Mercedes isolée dans la guerre des moteurs 2026. Ses rivaux veulent avancer la mise en conformité et effacer son innovation.

Les dernières réunions organisées en marge des essais de présaison à Bahreïn ont pris des allures de tribunal pour l’écurie de Toto Wolff. La réglementation des groupes propulseurs de 2026 et la fameuse astuce technique de Mercedes sur le taux de compression est au coeur des discussions.
Si un premier compromis semblait avoir été trouvé il y a quelques jours, une véritable fronde menée par les autres motoristes vient de rebattre les cartes. Cette fois, la cible est clairement verrouillée. Selon les informations révélées par Motorsport Magazin, l’accord de principe discuté la semaine dernière est déjà caduc.
À l’origine, la FIA proposait d’amender le règlement à partir du 1er août 2026. L’idée était de mesurer le taux de compression des moteurs dans deux conditions distinctes : à froid (température ambiante, comme le stipule le règlement actuel) et à chaud (130 degrés Celsius).
Contre toute attente, Toto Wolff avait exprimé son soutien à cette proposition. Une docilité qui a immédiatement éveillé les soupçons de la concurrence. Ferrari, Red Bull, Honda et Audi ont vite compris que sous ce système de double mesure, le bloc Mercedes conserverait une partie de son avantage technique. Les rivaux ont donc opposé un veto catégorique, exigeant des mesures beaucoup plus drastiques.
Face à la pression de ce bloc uni de quatre constructeurs, un nouveau compromis, beaucoup plus agressif, a été mis sur la table. L’objectif n’est plus de limiter l’innovation de Mercedes, mais de l’éradiquer.
Première victoire pour les frondeurs : le calendrier s’accélère. La date butoir de mise en conformité ne serait plus fixée au mois d’août, mais avancée au 1er juin 2026. À partir de cette date, et jusqu’à la fin de la saison, le système de double mesure (à froid et à chaud) sera appliqué.

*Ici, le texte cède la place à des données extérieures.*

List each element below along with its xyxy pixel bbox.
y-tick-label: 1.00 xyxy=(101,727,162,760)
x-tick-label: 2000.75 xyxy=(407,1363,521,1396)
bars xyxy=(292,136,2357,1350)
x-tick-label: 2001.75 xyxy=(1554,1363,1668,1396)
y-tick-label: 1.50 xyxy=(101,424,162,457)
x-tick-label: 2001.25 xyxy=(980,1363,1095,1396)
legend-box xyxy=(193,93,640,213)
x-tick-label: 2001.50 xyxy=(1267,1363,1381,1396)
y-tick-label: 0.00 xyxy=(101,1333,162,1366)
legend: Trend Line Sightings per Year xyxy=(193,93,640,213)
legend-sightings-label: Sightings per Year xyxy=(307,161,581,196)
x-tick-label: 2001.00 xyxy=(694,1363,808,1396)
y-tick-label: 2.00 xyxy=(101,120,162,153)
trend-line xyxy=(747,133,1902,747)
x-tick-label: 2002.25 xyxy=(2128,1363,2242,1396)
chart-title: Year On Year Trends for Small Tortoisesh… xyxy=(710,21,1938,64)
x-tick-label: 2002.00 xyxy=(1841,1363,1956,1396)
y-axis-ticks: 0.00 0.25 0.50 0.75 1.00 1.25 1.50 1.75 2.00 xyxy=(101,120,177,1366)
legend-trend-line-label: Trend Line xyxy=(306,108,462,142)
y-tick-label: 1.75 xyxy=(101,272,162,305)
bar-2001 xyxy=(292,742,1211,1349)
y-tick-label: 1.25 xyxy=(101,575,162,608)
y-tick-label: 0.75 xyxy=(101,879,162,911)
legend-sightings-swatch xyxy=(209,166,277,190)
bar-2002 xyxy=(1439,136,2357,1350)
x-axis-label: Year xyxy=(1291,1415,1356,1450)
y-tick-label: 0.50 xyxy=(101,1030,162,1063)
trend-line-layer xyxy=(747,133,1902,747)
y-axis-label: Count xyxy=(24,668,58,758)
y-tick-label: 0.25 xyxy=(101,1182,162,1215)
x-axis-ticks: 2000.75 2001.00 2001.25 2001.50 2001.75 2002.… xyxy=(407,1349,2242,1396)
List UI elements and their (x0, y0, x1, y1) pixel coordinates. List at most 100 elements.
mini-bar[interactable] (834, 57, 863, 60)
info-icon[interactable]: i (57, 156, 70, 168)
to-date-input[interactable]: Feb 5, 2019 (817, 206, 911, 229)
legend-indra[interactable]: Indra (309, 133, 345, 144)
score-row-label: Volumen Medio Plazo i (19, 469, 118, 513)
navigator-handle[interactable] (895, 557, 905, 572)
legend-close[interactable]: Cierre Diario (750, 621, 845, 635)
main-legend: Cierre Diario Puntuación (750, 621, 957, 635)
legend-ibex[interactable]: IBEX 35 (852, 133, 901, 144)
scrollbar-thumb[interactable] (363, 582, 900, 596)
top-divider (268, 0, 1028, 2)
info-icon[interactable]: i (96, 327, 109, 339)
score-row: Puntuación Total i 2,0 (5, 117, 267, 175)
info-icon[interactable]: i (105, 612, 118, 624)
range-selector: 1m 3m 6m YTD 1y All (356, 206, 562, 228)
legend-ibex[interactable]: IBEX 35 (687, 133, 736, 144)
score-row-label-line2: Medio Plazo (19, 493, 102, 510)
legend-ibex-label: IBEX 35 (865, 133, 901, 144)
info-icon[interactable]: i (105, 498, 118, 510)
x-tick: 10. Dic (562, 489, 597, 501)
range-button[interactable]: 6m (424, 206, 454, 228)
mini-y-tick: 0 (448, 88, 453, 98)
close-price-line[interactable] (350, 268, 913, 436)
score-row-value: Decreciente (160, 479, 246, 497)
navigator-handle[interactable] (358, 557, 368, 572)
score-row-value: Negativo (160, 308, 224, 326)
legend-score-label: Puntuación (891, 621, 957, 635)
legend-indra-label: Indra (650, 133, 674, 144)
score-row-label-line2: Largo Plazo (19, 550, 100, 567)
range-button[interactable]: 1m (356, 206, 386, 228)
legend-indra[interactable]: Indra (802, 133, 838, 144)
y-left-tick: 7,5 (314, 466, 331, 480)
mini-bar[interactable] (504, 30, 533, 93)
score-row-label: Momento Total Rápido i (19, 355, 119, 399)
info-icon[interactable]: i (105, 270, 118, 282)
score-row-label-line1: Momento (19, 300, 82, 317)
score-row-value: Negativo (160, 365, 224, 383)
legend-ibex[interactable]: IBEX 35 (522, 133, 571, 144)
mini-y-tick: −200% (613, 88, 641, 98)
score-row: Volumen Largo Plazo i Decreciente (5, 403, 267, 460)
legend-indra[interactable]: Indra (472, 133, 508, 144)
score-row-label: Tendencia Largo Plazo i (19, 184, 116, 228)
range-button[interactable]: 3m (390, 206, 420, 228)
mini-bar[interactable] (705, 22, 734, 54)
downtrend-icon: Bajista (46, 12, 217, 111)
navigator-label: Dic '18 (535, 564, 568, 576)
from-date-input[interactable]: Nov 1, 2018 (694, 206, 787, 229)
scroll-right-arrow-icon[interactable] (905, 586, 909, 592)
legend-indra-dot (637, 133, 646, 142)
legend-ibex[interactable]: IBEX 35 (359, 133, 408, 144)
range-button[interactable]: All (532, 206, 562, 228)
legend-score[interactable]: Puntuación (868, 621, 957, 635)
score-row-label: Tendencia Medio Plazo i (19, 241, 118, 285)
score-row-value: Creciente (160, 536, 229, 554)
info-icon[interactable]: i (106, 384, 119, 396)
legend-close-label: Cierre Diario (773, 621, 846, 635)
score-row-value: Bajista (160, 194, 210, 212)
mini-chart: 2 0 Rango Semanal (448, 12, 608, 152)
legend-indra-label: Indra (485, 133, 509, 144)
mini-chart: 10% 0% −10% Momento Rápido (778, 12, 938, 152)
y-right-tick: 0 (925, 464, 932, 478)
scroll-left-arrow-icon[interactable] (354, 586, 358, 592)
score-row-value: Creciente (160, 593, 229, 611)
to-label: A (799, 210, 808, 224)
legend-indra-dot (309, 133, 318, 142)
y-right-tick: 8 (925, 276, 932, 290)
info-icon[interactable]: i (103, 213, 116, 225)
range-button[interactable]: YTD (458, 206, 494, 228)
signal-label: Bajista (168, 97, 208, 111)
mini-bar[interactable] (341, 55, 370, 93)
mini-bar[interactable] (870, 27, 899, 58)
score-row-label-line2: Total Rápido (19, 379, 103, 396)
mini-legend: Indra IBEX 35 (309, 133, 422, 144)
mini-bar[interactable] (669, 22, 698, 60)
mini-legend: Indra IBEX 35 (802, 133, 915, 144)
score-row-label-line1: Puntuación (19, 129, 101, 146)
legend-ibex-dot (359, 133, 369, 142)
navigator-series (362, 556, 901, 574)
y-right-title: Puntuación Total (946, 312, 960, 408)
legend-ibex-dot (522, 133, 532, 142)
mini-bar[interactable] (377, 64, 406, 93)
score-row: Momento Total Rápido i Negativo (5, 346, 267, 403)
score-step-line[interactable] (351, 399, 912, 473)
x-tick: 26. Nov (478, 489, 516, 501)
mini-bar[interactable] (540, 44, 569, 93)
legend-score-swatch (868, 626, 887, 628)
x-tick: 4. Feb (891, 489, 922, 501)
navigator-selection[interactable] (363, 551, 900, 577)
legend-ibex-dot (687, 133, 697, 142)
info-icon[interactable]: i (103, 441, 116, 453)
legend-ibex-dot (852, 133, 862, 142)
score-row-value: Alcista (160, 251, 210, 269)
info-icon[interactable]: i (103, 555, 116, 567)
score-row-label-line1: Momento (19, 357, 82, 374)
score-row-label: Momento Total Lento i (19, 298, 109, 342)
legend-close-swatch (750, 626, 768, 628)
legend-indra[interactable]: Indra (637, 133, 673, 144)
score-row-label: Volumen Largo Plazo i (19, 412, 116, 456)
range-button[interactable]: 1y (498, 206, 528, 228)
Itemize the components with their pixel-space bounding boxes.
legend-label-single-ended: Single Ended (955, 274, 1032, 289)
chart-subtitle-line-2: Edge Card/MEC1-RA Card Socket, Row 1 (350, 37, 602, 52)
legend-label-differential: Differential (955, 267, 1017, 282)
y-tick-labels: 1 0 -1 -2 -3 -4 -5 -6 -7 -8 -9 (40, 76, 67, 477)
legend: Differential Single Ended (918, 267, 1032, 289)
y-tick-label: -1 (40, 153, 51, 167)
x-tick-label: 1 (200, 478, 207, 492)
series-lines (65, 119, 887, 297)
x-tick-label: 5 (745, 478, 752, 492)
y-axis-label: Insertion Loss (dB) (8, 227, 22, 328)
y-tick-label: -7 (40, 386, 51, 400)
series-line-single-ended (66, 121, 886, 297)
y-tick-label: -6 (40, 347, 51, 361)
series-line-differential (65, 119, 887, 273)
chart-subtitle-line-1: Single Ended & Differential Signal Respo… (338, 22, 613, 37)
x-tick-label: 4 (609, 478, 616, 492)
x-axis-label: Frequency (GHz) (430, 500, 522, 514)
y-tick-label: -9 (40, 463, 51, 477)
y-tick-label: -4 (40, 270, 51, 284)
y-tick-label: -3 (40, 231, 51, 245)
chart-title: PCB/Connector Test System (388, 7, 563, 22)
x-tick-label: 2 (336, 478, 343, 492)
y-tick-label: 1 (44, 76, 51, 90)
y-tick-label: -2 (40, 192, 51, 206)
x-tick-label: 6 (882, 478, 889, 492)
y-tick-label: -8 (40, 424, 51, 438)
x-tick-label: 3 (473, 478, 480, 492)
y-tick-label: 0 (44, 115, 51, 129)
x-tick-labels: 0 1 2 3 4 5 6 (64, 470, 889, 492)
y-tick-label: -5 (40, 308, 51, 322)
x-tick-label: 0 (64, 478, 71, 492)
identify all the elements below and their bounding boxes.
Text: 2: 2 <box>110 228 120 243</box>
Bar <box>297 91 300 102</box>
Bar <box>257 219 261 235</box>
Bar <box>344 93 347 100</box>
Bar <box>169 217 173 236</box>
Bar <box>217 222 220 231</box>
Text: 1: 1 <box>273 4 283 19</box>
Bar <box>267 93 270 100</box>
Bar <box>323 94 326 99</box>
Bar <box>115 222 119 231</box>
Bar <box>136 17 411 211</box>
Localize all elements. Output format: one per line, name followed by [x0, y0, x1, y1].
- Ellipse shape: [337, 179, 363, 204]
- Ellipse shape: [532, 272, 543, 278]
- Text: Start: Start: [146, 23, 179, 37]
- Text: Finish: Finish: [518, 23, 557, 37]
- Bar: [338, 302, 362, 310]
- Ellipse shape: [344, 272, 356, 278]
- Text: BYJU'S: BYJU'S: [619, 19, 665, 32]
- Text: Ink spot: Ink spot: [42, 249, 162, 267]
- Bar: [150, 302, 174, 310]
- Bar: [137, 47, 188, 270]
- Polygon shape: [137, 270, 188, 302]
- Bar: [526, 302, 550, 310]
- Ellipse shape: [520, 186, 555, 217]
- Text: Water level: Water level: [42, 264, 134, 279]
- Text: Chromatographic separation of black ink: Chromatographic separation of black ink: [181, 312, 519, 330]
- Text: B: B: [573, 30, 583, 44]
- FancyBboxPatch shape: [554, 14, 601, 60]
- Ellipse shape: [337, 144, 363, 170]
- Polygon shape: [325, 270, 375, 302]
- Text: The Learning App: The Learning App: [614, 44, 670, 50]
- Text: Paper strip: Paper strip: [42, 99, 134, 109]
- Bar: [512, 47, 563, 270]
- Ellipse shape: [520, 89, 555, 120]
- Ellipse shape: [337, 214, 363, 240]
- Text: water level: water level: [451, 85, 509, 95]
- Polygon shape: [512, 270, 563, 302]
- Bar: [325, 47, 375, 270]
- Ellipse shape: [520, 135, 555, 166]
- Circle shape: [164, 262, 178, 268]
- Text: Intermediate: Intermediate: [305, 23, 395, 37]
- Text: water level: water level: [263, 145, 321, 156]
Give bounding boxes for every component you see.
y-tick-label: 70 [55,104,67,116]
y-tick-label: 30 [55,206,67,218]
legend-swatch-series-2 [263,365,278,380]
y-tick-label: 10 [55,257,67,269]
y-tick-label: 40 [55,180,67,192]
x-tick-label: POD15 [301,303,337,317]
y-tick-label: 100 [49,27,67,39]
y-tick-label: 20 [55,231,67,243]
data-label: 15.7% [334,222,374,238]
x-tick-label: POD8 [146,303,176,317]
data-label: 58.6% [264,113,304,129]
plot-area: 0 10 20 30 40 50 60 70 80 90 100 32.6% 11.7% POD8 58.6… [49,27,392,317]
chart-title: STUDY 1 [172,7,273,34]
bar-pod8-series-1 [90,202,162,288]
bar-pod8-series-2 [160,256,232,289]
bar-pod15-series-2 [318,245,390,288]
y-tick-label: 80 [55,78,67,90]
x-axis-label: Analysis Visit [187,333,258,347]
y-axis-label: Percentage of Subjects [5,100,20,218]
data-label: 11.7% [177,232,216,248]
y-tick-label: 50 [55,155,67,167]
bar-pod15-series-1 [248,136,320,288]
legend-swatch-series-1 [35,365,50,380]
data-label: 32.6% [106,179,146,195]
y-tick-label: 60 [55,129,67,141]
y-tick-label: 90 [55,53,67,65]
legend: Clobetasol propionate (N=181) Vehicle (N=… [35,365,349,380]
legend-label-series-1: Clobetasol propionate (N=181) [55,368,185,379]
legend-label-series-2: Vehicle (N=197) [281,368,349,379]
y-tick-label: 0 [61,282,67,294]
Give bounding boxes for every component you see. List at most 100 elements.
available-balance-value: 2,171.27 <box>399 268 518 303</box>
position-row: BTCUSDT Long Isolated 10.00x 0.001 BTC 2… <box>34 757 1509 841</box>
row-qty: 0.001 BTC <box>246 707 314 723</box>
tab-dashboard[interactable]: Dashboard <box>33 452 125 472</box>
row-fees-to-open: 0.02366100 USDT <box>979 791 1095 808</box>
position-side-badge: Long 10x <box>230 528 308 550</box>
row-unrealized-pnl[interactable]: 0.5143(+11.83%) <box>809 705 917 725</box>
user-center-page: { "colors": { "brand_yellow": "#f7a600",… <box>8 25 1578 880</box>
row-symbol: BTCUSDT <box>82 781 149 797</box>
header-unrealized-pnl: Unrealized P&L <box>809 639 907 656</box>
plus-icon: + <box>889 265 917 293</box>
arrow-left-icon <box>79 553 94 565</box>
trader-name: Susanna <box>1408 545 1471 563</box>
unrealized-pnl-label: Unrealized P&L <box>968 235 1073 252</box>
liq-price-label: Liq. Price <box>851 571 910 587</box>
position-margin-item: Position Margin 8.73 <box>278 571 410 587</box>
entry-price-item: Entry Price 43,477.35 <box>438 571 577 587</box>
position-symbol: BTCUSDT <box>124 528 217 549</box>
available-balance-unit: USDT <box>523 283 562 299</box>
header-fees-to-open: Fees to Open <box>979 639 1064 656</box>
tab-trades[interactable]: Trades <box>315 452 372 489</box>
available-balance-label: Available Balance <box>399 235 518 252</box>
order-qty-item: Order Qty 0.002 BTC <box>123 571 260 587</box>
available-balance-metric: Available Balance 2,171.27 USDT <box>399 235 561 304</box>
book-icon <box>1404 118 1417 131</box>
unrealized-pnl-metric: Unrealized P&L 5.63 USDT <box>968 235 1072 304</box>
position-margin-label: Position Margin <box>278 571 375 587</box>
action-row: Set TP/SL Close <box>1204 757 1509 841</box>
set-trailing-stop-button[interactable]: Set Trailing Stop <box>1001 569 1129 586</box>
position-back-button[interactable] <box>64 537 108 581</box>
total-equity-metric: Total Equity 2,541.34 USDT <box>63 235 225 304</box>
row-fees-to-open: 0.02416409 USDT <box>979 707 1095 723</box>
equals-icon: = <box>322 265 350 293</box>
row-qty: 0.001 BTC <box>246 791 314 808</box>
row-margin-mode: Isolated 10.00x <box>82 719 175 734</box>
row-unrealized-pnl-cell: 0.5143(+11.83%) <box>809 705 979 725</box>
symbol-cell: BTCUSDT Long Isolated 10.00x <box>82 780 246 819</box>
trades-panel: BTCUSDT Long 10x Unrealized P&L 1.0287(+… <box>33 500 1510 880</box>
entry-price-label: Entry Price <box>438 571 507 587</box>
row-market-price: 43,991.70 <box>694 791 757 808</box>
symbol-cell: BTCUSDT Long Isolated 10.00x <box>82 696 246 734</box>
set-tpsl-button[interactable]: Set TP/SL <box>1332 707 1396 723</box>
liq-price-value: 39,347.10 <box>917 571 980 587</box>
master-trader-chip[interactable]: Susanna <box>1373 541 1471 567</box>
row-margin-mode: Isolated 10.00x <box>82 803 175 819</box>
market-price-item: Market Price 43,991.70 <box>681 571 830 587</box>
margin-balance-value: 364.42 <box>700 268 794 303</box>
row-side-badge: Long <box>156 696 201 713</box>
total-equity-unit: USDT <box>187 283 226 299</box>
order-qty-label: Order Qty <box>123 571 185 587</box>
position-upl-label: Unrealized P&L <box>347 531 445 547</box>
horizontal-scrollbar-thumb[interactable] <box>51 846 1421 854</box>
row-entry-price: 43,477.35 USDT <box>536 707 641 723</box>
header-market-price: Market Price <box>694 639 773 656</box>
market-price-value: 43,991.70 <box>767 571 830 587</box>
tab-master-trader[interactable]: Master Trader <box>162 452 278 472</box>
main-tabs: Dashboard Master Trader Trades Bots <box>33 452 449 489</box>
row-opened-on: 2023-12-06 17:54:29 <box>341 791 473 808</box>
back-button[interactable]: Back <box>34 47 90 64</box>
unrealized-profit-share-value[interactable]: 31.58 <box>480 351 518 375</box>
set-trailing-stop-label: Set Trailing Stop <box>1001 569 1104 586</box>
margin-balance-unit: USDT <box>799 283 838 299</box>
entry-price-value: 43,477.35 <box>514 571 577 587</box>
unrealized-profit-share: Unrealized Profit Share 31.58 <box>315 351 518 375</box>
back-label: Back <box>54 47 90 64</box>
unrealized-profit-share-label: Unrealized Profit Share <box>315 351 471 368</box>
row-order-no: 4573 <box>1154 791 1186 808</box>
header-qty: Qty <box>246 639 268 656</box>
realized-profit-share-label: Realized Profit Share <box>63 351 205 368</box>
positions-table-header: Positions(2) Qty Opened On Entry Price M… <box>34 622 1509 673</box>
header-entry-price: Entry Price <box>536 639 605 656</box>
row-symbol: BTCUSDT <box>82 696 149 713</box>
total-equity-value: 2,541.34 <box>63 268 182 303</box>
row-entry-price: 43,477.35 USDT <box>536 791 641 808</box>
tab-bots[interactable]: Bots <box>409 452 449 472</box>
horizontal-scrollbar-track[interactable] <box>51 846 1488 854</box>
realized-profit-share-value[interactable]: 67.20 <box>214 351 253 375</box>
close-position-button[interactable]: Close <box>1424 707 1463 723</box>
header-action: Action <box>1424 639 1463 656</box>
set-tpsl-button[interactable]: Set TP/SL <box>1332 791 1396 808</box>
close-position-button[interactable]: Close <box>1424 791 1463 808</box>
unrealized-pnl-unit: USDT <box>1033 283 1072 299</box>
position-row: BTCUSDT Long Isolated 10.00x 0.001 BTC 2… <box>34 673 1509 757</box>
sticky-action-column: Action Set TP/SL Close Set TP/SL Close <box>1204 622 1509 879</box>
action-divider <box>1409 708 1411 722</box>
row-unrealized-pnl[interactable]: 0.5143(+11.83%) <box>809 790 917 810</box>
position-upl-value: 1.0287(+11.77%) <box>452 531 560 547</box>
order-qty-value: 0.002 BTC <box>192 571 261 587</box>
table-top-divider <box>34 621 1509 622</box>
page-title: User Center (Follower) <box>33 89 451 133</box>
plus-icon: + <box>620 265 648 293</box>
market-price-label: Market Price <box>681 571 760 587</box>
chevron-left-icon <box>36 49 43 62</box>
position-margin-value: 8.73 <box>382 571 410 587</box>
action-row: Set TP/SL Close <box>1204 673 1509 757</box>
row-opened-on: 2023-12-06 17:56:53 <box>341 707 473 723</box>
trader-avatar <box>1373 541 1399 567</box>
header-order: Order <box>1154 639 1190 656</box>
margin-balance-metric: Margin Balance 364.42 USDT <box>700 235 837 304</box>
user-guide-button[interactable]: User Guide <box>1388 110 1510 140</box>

2027 : La mise à mort de l’innovation
Le véritable coup de grâce de ce nouveau texte concerne la saison suivante. À partir de 2027, le règlement imposera que les mesures du taux de compression soient exclusivement réalisées à chaud.
C’est un coup d’arrêt dur pour les Flèches d’Argent. En imposant cette condition unique, les rivaux s’assurent que Mercedes, ainsi que toutes ses écuries clientes, ne pourront plus tirer le moindre bénéfice de leur trouvaille technique. Pire encore, cela obligera très probablement les ingénieurs de Brixworth à repenser l’architecture même de leur unité de puissance pour se conformer à cette nouvelle norme.
Mercedes peut-elle encore se défendre ? Mathématiquement, l’écurie est acculée. Pour que ce changement réglementaire soit ratifié, il faut une “super-majorité” de six voix parmi les votants (les cinq motoristes impliqués, la F1 et la FIA). Avec quatre constructeurs ligués contre elle, Mercedes est impuissante. Sa seule (et mince) chance de survie serait de convaincre à la fois la Formule 1 et la FIA de rejeter ce nouveau compromis pour se ranger de son côté. Un scénario hautement improbable vu la dynamique actuelle.
Aujourd’hui, Mercedes semble bien seule face à la meute.